Over the weekend I updated over 100+ servers and workstations (mostly Dell Poweredge servers or Precision workstations) from Rocky 8.9 to 8.10. For the vast majority of these machines everything went fine. But on two of the, both Precision 5820, the new kernel 4.18.0-553.5.1.el8_10 shows in the GRUB menu but when selected on just gets a blank screen forever with never any output. The system also never appears online at its configured IP. If we select the previous kernel on each box they boot and run just fine.

I tried reinstalling all the kernel packages with

yum reinstall $(rpm -qa | grep 553.5.1)

but same result on reboot. I tried ‘dracut -fv’ and ‘grub2-mkconfig …’ as well with no change.

BTW, I have removed ‘quiet’ from the grub boot parameters so I normally see kernel messages immediately on selecting the older kernel in GRUB. We see nothing with the new kernel.

Any ideas what might be going on?

While booted into the previous kernel, are you able to see any messages at all from the attempt to boot into the newer kernel?

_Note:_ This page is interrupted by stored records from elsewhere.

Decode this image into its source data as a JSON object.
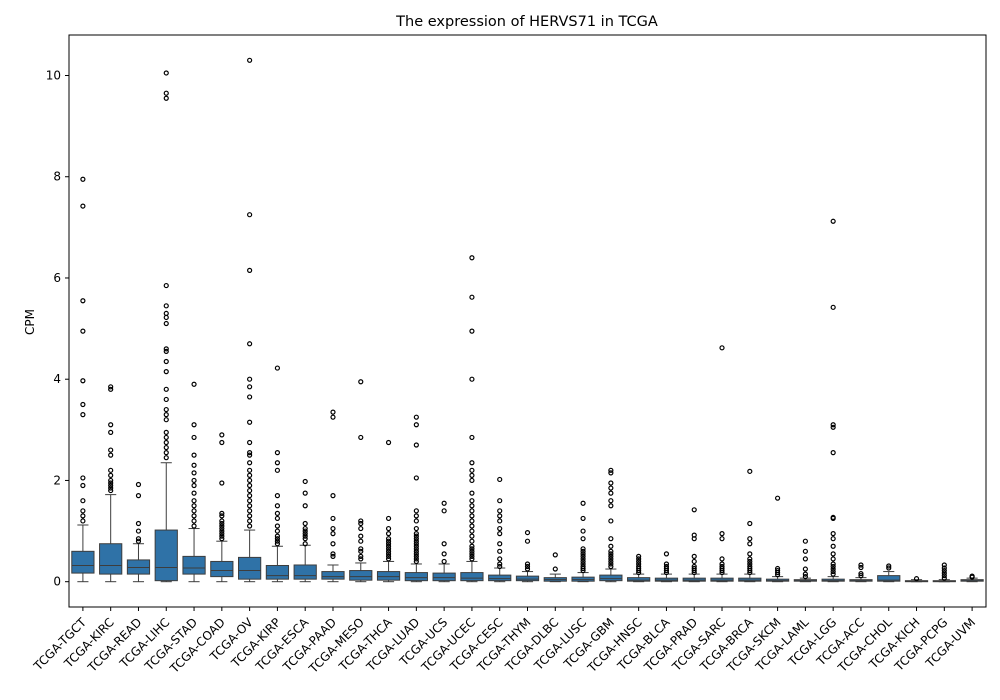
{
  "chart_data": {
    "type": "box",
    "title": "The expression of HERVS71 in TCGA",
    "xlabel": "",
    "ylabel": "CPM",
    "ylim": [
      -0.5,
      10.8
    ],
    "yticks": [
      0,
      2,
      4,
      6,
      8,
      10
    ],
    "grid": false,
    "colors": {
      "box": "#2f72a7",
      "line": "#3d3d3d",
      "outlier": "#000000"
    },
    "categories": [
      "TCGA-TGCT",
      "TCGA-KIRC",
      "TCGA-READ",
      "TCGA-LIHC",
      "TCGA-STAD",
      "TCGA-COAD",
      "TCGA-OV",
      "TCGA-KIRP",
      "TCGA-ESCA",
      "TCGA-PAAD",
      "TCGA-MESO",
      "TCGA-THCA",
      "TCGA-LUAD",
      "TCGA-UCS",
      "TCGA-UCEC",
      "TCGA-CESC",
      "TCGA-THYM",
      "TCGA-DLBC",
      "TCGA-LUSC",
      "TCGA-GBM",
      "TCGA-HNSC",
      "TCGA-BLCA",
      "TCGA-PRAD",
      "TCGA-SARC",
      "TCGA-BRCA",
      "TCGA-SKCM",
      "TCGA-LAML",
      "TCGA-LGG",
      "TCGA-ACC",
      "TCGA-CHOL",
      "TCGA-KICH",
      "TCGA-PCPG",
      "TCGA-UVM"
    ],
    "boxes": [
      {
        "whislo": 0,
        "q1": 0.17,
        "med": 0.32,
        "q3": 0.6,
        "whishi": 1.12,
        "fliers": [
          1.2,
          1.3,
          1.4,
          1.6,
          1.9,
          2.05,
          3.3,
          3.5,
          3.97,
          4.95,
          5.55,
          7.42,
          7.95
        ]
      },
      {
        "whislo": 0,
        "q1": 0.15,
        "med": 0.32,
        "q3": 0.75,
        "whishi": 1.72,
        "fliers": [
          1.8,
          1.85,
          1.9,
          1.95,
          2.0,
          2.1,
          2.2,
          2.5,
          2.6,
          2.95,
          3.1,
          3.8,
          3.85
        ]
      },
      {
        "whislo": 0,
        "q1": 0.15,
        "med": 0.28,
        "q3": 0.43,
        "whishi": 0.75,
        "fliers": [
          0.8,
          0.85,
          1.0,
          1.15,
          1.7,
          1.92
        ]
      },
      {
        "whislo": 0,
        "q1": 0.02,
        "med": 0.28,
        "q3": 1.02,
        "whishi": 2.35,
        "fliers": [
          2.45,
          2.55,
          2.65,
          2.75,
          2.85,
          2.95,
          3.2,
          3.3,
          3.4,
          3.6,
          3.8,
          4.15,
          4.35,
          4.55,
          4.6,
          5.1,
          5.22,
          5.3,
          5.45,
          5.85,
          9.55,
          9.65,
          10.05
        ]
      },
      {
        "whislo": 0,
        "q1": 0.15,
        "med": 0.27,
        "q3": 0.5,
        "whishi": 1.05,
        "fliers": [
          1.1,
          1.2,
          1.3,
          1.4,
          1.5,
          1.6,
          1.75,
          1.9,
          2.0,
          2.15,
          2.3,
          2.5,
          2.85,
          3.1,
          3.9
        ]
      },
      {
        "whislo": 0,
        "q1": 0.1,
        "med": 0.22,
        "q3": 0.4,
        "whishi": 0.8,
        "fliers": [
          0.85,
          0.9,
          0.95,
          1.0,
          1.05,
          1.1,
          1.15,
          1.2,
          1.3,
          1.35,
          1.95,
          2.75,
          2.9
        ]
      },
      {
        "whislo": 0,
        "q1": 0.05,
        "med": 0.22,
        "q3": 0.48,
        "whishi": 1.02,
        "fliers": [
          1.1,
          1.2,
          1.3,
          1.4,
          1.5,
          1.6,
          1.7,
          1.8,
          1.9,
          2.0,
          2.1,
          2.2,
          2.35,
          2.5,
          2.55,
          2.75,
          3.15,
          3.65,
          3.85,
          4.0,
          4.7,
          6.15,
          7.25,
          10.3
        ]
      },
      {
        "whislo": 0,
        "q1": 0.05,
        "med": 0.12,
        "q3": 0.32,
        "whishi": 0.7,
        "fliers": [
          0.75,
          0.8,
          0.85,
          0.9,
          1.0,
          1.1,
          1.25,
          1.35,
          1.5,
          1.7,
          2.2,
          2.35,
          2.55,
          4.22
        ]
      },
      {
        "whislo": 0,
        "q1": 0.05,
        "med": 0.12,
        "q3": 0.33,
        "whishi": 0.72,
        "fliers": [
          0.75,
          0.85,
          0.9,
          0.95,
          1.0,
          1.05,
          1.15,
          1.5,
          1.75,
          1.98
        ]
      },
      {
        "whislo": 0,
        "q1": 0.05,
        "med": 0.1,
        "q3": 0.2,
        "whishi": 0.33,
        "fliers": [
          0.5,
          0.55,
          0.75,
          0.95,
          1.05,
          1.25,
          1.7,
          3.25,
          3.35
        ]
      },
      {
        "whislo": 0,
        "q1": 0.03,
        "med": 0.1,
        "q3": 0.22,
        "whishi": 0.37,
        "fliers": [
          0.45,
          0.5,
          0.6,
          0.65,
          0.8,
          0.9,
          1.05,
          1.15,
          1.2,
          2.85,
          3.95
        ]
      },
      {
        "whislo": 0,
        "q1": 0.03,
        "med": 0.1,
        "q3": 0.2,
        "whishi": 0.4,
        "fliers": [
          0.45,
          0.5,
          0.55,
          0.6,
          0.65,
          0.7,
          0.75,
          0.8,
          0.85,
          0.95,
          1.05,
          1.25,
          2.75
        ]
      },
      {
        "whislo": 0,
        "q1": 0.02,
        "med": 0.08,
        "q3": 0.18,
        "whishi": 0.35,
        "fliers": [
          0.4,
          0.45,
          0.5,
          0.55,
          0.6,
          0.65,
          0.7,
          0.75,
          0.8,
          0.85,
          0.9,
          0.95,
          1.05,
          1.2,
          1.3,
          1.4,
          2.05,
          2.7,
          3.1,
          3.25
        ]
      },
      {
        "whislo": 0,
        "q1": 0.02,
        "med": 0.08,
        "q3": 0.17,
        "whishi": 0.35,
        "fliers": [
          0.4,
          0.55,
          0.75,
          1.4,
          1.55
        ]
      },
      {
        "whislo": 0,
        "q1": 0.02,
        "med": 0.07,
        "q3": 0.18,
        "whishi": 0.4,
        "fliers": [
          0.45,
          0.5,
          0.55,
          0.6,
          0.65,
          0.7,
          0.8,
          0.9,
          1.0,
          1.1,
          1.2,
          1.3,
          1.4,
          1.5,
          1.6,
          1.75,
          2.0,
          2.1,
          2.2,
          2.35,
          2.85,
          4.0,
          4.95,
          5.62,
          6.4
        ]
      },
      {
        "whislo": 0,
        "q1": 0.02,
        "med": 0.06,
        "q3": 0.13,
        "whishi": 0.27,
        "fliers": [
          0.3,
          0.35,
          0.45,
          0.6,
          0.75,
          0.95,
          1.05,
          1.2,
          1.3,
          1.4,
          1.6,
          2.02
        ]
      },
      {
        "whislo": 0,
        "q1": 0.02,
        "med": 0.05,
        "q3": 0.11,
        "whishi": 0.2,
        "fliers": [
          0.25,
          0.3,
          0.35,
          0.8,
          0.97
        ]
      },
      {
        "whislo": 0,
        "q1": 0.01,
        "med": 0.04,
        "q3": 0.08,
        "whishi": 0.15,
        "fliers": [
          0.25,
          0.53
        ]
      },
      {
        "whislo": 0,
        "q1": 0.01,
        "med": 0.04,
        "q3": 0.09,
        "whishi": 0.18,
        "fliers": [
          0.22,
          0.26,
          0.3,
          0.35,
          0.4,
          0.45,
          0.5,
          0.55,
          0.6,
          0.65,
          0.85,
          1.0,
          1.25,
          1.55
        ]
      },
      {
        "whislo": 0,
        "q1": 0.02,
        "med": 0.06,
        "q3": 0.13,
        "whishi": 0.25,
        "fliers": [
          0.3,
          0.35,
          0.4,
          0.45,
          0.5,
          0.55,
          0.6,
          0.7,
          0.85,
          1.2,
          1.5,
          1.6,
          1.75,
          1.85,
          1.95,
          2.15,
          2.2
        ]
      },
      {
        "whislo": 0,
        "q1": 0.01,
        "med": 0.03,
        "q3": 0.08,
        "whishi": 0.15,
        "fliers": [
          0.18,
          0.22,
          0.26,
          0.3,
          0.35,
          0.4,
          0.45,
          0.5
        ]
      },
      {
        "whislo": 0,
        "q1": 0.01,
        "med": 0.03,
        "q3": 0.07,
        "whishi": 0.15,
        "fliers": [
          0.18,
          0.22,
          0.26,
          0.3,
          0.35,
          0.55
        ]
      },
      {
        "whislo": 0,
        "q1": 0.01,
        "med": 0.03,
        "q3": 0.07,
        "whishi": 0.15,
        "fliers": [
          0.18,
          0.22,
          0.26,
          0.3,
          0.4,
          0.5,
          0.85,
          0.92,
          1.42
        ]
      },
      {
        "whislo": 0,
        "q1": 0.01,
        "med": 0.03,
        "q3": 0.07,
        "whishi": 0.15,
        "fliers": [
          0.18,
          0.22,
          0.26,
          0.3,
          0.35,
          0.45,
          0.85,
          0.95,
          4.62
        ]
      },
      {
        "whislo": 0,
        "q1": 0.01,
        "med": 0.03,
        "q3": 0.07,
        "whishi": 0.15,
        "fliers": [
          0.18,
          0.22,
          0.26,
          0.3,
          0.35,
          0.4,
          0.45,
          0.55,
          0.75,
          0.85,
          1.15,
          2.18
        ]
      },
      {
        "whislo": 0,
        "q1": 0.01,
        "med": 0.02,
        "q3": 0.05,
        "whishi": 0.1,
        "fliers": [
          0.14,
          0.18,
          0.22,
          0.26,
          1.65
        ]
      },
      {
        "whislo": 0,
        "q1": 0.01,
        "med": 0.02,
        "q3": 0.04,
        "whishi": 0.07,
        "fliers": [
          0.1,
          0.15,
          0.25,
          0.45,
          0.6,
          0.8
        ]
      },
      {
        "whislo": 0,
        "q1": 0.01,
        "med": 0.02,
        "q3": 0.05,
        "whishi": 0.1,
        "fliers": [
          0.15,
          0.2,
          0.25,
          0.3,
          0.35,
          0.45,
          0.55,
          0.7,
          0.85,
          0.95,
          1.25,
          1.27,
          2.55,
          3.05,
          3.1,
          5.42,
          7.12
        ]
      },
      {
        "whislo": 0,
        "q1": 0.01,
        "med": 0.02,
        "q3": 0.04,
        "whishi": 0.08,
        "fliers": [
          0.12,
          0.16,
          0.28,
          0.33
        ]
      },
      {
        "whislo": 0,
        "q1": 0.01,
        "med": 0.03,
        "q3": 0.12,
        "whishi": 0.2,
        "fliers": [
          0.27,
          0.31
        ]
      },
      {
        "whislo": 0,
        "q1": 0.0,
        "med": 0.01,
        "q3": 0.02,
        "whishi": 0.04,
        "fliers": [
          0.06
        ]
      },
      {
        "whislo": 0,
        "q1": 0.0,
        "med": 0.01,
        "q3": 0.02,
        "whishi": 0.04,
        "fliers": [
          0.07,
          0.12,
          0.17,
          0.22,
          0.27,
          0.33
        ]
      },
      {
        "whislo": 0,
        "q1": 0.01,
        "med": 0.02,
        "q3": 0.04,
        "whishi": 0.07,
        "fliers": [
          0.09,
          0.11
        ]
      }
    ]
  }
}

No, nothing in the /var/log/messages at all from those attempts. Since I see no kernel boot messages I am pretty sure it never gets far enough for the filesystems to be mounted and for any logs to get written too.

I get no error message from GRUB either, so it seems to find the kernel file to boot, but something in booting in the first few microseconds locks the system up.

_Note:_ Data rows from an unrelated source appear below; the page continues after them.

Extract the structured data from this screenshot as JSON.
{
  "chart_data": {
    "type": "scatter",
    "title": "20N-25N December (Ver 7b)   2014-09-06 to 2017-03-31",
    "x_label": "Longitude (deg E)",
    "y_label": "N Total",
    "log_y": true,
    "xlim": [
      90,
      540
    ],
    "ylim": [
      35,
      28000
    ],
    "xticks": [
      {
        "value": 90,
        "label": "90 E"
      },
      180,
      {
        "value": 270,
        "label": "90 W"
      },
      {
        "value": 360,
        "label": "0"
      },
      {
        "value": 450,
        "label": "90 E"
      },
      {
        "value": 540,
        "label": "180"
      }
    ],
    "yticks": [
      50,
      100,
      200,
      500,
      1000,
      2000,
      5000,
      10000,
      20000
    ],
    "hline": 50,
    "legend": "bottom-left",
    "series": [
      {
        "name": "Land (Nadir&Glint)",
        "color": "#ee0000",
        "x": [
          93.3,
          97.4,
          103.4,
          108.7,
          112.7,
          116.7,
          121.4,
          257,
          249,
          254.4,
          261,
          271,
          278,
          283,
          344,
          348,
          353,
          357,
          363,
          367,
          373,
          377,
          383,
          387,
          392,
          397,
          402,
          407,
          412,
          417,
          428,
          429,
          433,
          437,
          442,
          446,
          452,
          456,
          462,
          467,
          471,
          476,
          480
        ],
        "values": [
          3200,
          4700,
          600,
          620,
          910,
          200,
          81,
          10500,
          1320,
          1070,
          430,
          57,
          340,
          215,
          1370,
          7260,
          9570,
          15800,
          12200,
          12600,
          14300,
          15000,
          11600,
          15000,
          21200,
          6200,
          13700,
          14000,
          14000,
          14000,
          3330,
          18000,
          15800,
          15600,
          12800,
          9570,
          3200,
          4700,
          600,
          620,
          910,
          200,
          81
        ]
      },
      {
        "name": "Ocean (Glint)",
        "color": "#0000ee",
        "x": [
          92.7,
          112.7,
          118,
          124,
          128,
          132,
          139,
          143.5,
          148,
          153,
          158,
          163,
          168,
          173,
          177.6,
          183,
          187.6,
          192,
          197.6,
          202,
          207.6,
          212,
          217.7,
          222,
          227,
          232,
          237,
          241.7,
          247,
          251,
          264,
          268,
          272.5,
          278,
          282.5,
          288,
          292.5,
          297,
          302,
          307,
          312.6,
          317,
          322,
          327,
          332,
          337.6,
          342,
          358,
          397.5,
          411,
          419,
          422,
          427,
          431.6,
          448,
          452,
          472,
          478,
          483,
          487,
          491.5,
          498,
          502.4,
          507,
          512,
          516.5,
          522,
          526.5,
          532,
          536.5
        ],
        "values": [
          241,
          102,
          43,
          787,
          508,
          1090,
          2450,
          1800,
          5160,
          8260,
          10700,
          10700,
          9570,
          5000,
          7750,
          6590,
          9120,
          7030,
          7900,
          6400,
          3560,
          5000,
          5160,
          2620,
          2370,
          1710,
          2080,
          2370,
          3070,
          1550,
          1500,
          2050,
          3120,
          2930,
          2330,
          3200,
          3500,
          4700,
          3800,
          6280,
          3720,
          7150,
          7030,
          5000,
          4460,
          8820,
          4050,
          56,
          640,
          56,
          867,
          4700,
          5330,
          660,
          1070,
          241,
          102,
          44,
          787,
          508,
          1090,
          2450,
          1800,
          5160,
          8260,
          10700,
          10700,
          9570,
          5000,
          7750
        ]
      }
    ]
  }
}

Are these the only two machines which are Precision 5820, or are there others of this type for which it’s working ? If they are the only ones, what output do you get from
lspci -nn | grep VGA
if any ?

I have several other Precision 5820’s but after looking at the difference the two machines with the boot issue are both running a BIOS dated from 01/24/2019. All the rest that work have a later BIOS. So I am going to try upgrading the BIOS later this week.

While they are still in the broken state, can you try; either edit existing grub entry, or create a new one.

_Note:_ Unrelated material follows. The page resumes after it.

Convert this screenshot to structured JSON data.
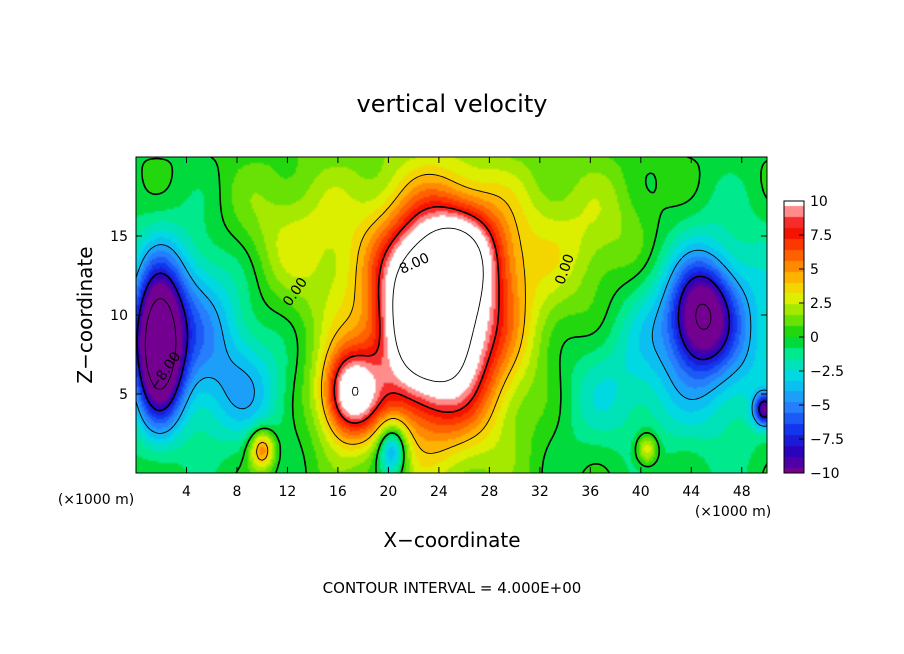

remove : "rhgb quiet" (already done)
add : "console=tty0 console=ttyS0,115200 rd.debug initcall_debug"

reboot, then choose the “debug” menu entry. On my machine, I got huge extra detail during boot, BUT

Are the machines using UEFI and secure boot?

If so, it might be getting stuck running shim…

Tried adding “rd.debug initcall_debug” but still got just a blank screen on boot. We upgraded the box to the latest BIOS version from Dell and still just a blank screen. We then tried booting the 8.10 install USB image to see if that would boot and it did not.

So we have given up at this point and will just stick to the older kernel on these boxes till there is a newer Rocky 8 kernel to try.